The veterans with dementia had a higher median cumulative PPI dose than did the veterans without dementia; however, the results were not statistically significant. Therefore, the data cannot correlate higher doses of PPI use to increased risk of dementia.

The cumulative duration of PPI use was statistically significant but opposite of the expected outcome. The dementia group had a lower median lifetime duration of PPI use compared with that of the nondementia group.
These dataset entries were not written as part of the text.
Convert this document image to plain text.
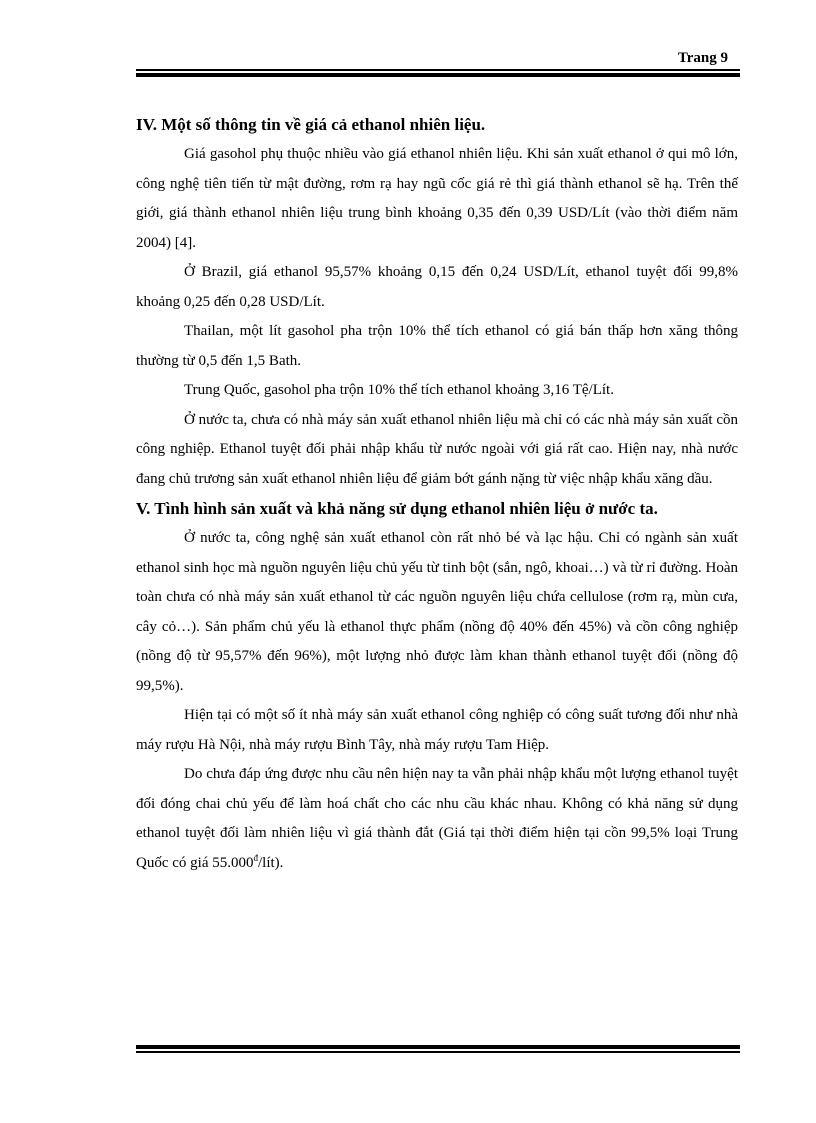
Trang 9
IV. Một số thông tin về giá cả ethanol nhiên liệu.

Giá gasohol phụ thuộc nhiều vào giá ethanol nhiên liệu. Khi sản xuất ethanol ở qui mô lớn, công nghệ tiên tiến từ mật đường, rơm rạ hay ngũ cốc giá rẻ thì giá thành ethanol sẽ hạ. Trên thế giới, giá thành ethanol nhiên liệu trung bình khoảng 0,35 đến 0,39 USD/Lít (vào thời điểm năm 2004) [4].

Ở Brazil, giá ethanol 95,57% khoảng 0,15 đến 0,24 USD/Lít, ethanol tuyệt đối 99,8% khoảng 0,25 đến 0,28 USD/Lít.

Thailan, một lít gasohol pha trộn 10% thể tích ethanol có giá bán thấp hơn xăng thông thường từ 0,5 đến 1,5 Bath.

Trung Quốc, gasohol pha trộn 10% thể tích ethanol khoảng 3,16 Tệ/Lít.

Ở nước ta, chưa có nhà máy sản xuất ethanol nhiên liệu mà chỉ có các nhà máy sản xuất cồn công nghiệp. Ethanol tuyệt đối phải nhập khẩu từ nước ngoài với giá rất cao. Hiện nay, nhà nước đang chủ trương sản xuất ethanol nhiên liệu để giảm bớt gánh nặng từ việc nhập khẩu xăng dầu.

V. Tình hình sản xuất và khả năng sử dụng ethanol nhiên liệu ở nước ta.

Ở nước ta, công nghệ sản xuất ethanol còn rất nhỏ bé và lạc hậu. Chỉ có ngành sản xuất ethanol sinh học mà nguồn nguyên liệu chủ yếu từ tinh bột (sắn, ngô, khoai…) và từ rỉ đường. Hoàn toàn chưa có nhà máy sản xuất ethanol từ các nguồn nguyên liệu chứa cellulose (rơm rạ, mùn cưa, cây cỏ…). Sản phẩm chủ yếu là ethanol thực phẩm (nồng độ 40% đến 45%) và cồn công nghiệp (nồng độ từ 95,57% đến 96%), một lượng nhỏ được làm khan thành ethanol tuyệt đối (nồng độ 99,5%).

Hiện tại có một số ít nhà máy sản xuất ethanol công nghiệp có công suất tương đối như nhà máy rượu Hà Nội, nhà máy rượu Bình Tây, nhà máy rượu Tam Hiệp.

Do chưa đáp ứng được nhu cầu nên hiện nay ta vẫn phải nhập khẩu một lượng ethanol tuyệt đối đóng chai chủ yếu để làm hoá chất cho các nhu cầu khác nhau. Không có khả năng sử dụng ethanol tuyệt đối làm nhiên liệu vì giá thành đắt (Giá tại thời điểm hiện tại cồn 99,5% loại Trung Quốc có giá $55.000^đ/lít$).
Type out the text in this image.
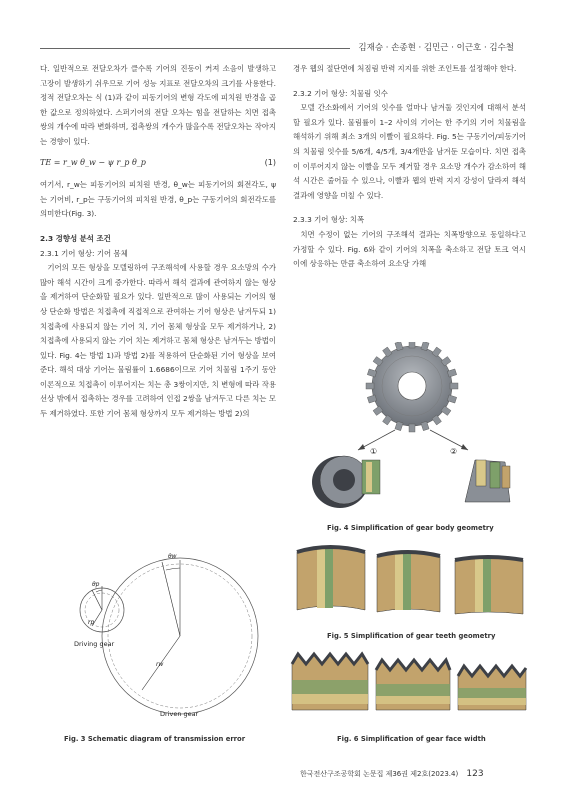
김재승 · 손종현 · 김민근 · 이근호 · 김수철

다. 일반적으로 전달오차가 클수록 기어의 진동이 커져 소음이 발생하고 고장이 발생하기 쉬우므로 기어 성능 지표로 전달오차의 크기를 사용한다. 정적 전달오차는 식 (1)과 같이 피동기어의 변형 각도에 피치원 반경을 곱한 값으로 정의하였다. 스퍼기어의 전달 오차는 힘을 전달하는 치면 접촉쌍의 개수에 따라 변화하며, 접촉쌍의 개수가 많을수록 전달오차는 작아지는 경향이 있다.

TE = r_w θ_w − ψ r_p θ_p	(1)

여기서, r_w는 피동기어의 피치원 반경, θ_w는 피동기어의 회전각도, ψ는 기어비, r_p는 구동기어의 피치원 반경, θ_p는 구동기어의 회전각도를 의미한다(Fig. 3).

2.3 경향성 분석 조건

2.3.1 기어 형상: 기어 몸체

기어의 모든 형상을 모델링하여 구조해석에 사용할 경우 요소망의 수가 많아 해석 시간이 크게 증가한다. 따라서 해석 결과에 관여하지 않는 형상을 제거하여 단순화할 필요가 있다. 일반적으로 많이 사용되는 기어의 형상 단순화 방법은 치접촉에 직접적으로 관여하는 기어 형상은 남겨두되 1) 치접촉에 사용되지 않는 기어 치, 기어 몸체 형상을 모두 제거하거나, 2) 치접촉에 사용되지 않는 기어 치는 제거하고 몸체 형상은 남겨두는 방법이 있다. Fig. 4는 방법 1)과 방법 2)를 적용하여 단순화된 기어 형상을 보여준다. 해석 대상 기어는 물림률이 1.6686이므로 기어 치물림 1주기 동안 이론적으로 치접촉이 이루어지는 치는 총 3쌍이지만, 치 변형에 따라 작용선상 밖에서 접촉하는 경우를 고려하여 인접 2쌍을 남겨두고 다른 치는 모두 제거하였다. 또한 기어 몸체 형상까지 모두 제거하는 방법 2)의

경우 웹의 절단면에 처짐림 반력 지지를 위한 조인트를 설정해야 한다.

2.3.2 기어 형상: 치물림 잇수

모델 간소화에서 기어의 잇수를 얼마나 남겨둘 것인지에 대해서 분석할 필요가 있다. 물림률이 1–2 사이의 기어는 한 주기의 기어 치물림을 해석하기 위해 최소 3개의 이빨이 필요하다. Fig. 5는 구동기어/피동기어의 치물림 잇수를 5/6개, 4/5개, 3/4개만을 남겨둔 모습이다. 치면 접촉이 이루어지지 않는 이빨을 모두 제거할 경우 요소망 개수가 감소하여 해석 시간은 줄어들 수 있으나, 이빨과 웹의 반력 지지 강성이 달라져 해석 결과에 영향을 미칠 수 있다.

2.3.3 기어 형상: 치폭

치면 수정이 없는 기어의 구조해석 결과는 치폭방향으로 동일하다고 가정할 수 있다. Fig. 6와 같이 기어의 치폭을 축소하고 전달 토크 역시 이에 상응하는 만큼 축소하여 요소당 가해

①	②
Fig. 4 Simplification of gear body geometry
Fig. 5 Simplification of gear teeth geometry
Fig. 6 Simplification of gear face width
θp
θw
rp
rw
Driving gear
Driven gear
Fig. 3 Schematic diagram of transmission error
한국전산구조공학회 논문집 제36권 제2호(2023.4) 123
It is difficult to determine the reason for this outcome, but it seems that for this study population, a longer duration of PPI use was not associated with an increased risk of dementia.

Finally, the exploratory endpoint analyzed vitamin B₁₂ levels, since it has been shown that PPI use can lead to vitamin B₁₂ deficiency and that B₁₂ deficiency can lead to dementia.^6-8 This study found that the dementia group had significantly higher vitamin B₁₂ levels than the nondementia group. These data suggest that PPI use may not be associated with vitamin B₁₂ deficiency. However, it is important to note that this study was unable to collect data on the use of vitamin B₁₂ supplementation due to the unreliability of over-the-counter (OTC) and non-VA medication use records. Therefore, it is possible that the PPI group had higher rates of B₁₂ deficiency but were effectively treated with B₁₂ supplementation. More research is needed to determine the exact relationship between PPI use, vitamin B₁₂ deficiency, and dementia risk.

Strengths/Limitations

Strengths of this study that support its findings include the large population size. Additionally, the use of the VA EHR allowed for a complete drug dispensing history to be collected, which improves reliability of the data.

This study also had some limitations. First, the causal relationship of PPI use and dementia cannot be proven using a retrospective cohort design. This study’s design can show association, but it cannot prove causation. Also, due to the retrospective design, exposure to PPI use could not be randomized; thus, correlation between PPI use and dementia may be explained by confounding variables that are not captured within this study. This is especially true since the baseline characteristics were not equally distributed between the 2 groups. In fact, the PPI group had higher rates of many clinical comorbidities. This imbalance may have skewed the results of the primary endpoint. Lastly, OTC PPI use and non-VA PPI prescriptions were not available. Therefore, some of the patients included in the non-PPI group may have been PPI users if they received PPIs from OTC or non-VA sources, which could skew the results.

Conclusion

This study showed a significant association between PPI use and dementia within the veteran study population. The study also showed a significant association between PPI use and dementia within the secondary endpoint of individual PPI agent. Higher cumulative dose and duration of PPI use did not seem to increase risk of dementia. Finally, PPI use was not associated with significantly low vitamin B₁₂ levels. More studies are needed to determine causation of dementia and its risk factors.

Acknowledgments
This material is the result of work supported with resources and the use of facilities at the Sioux Falls VA Health Care System.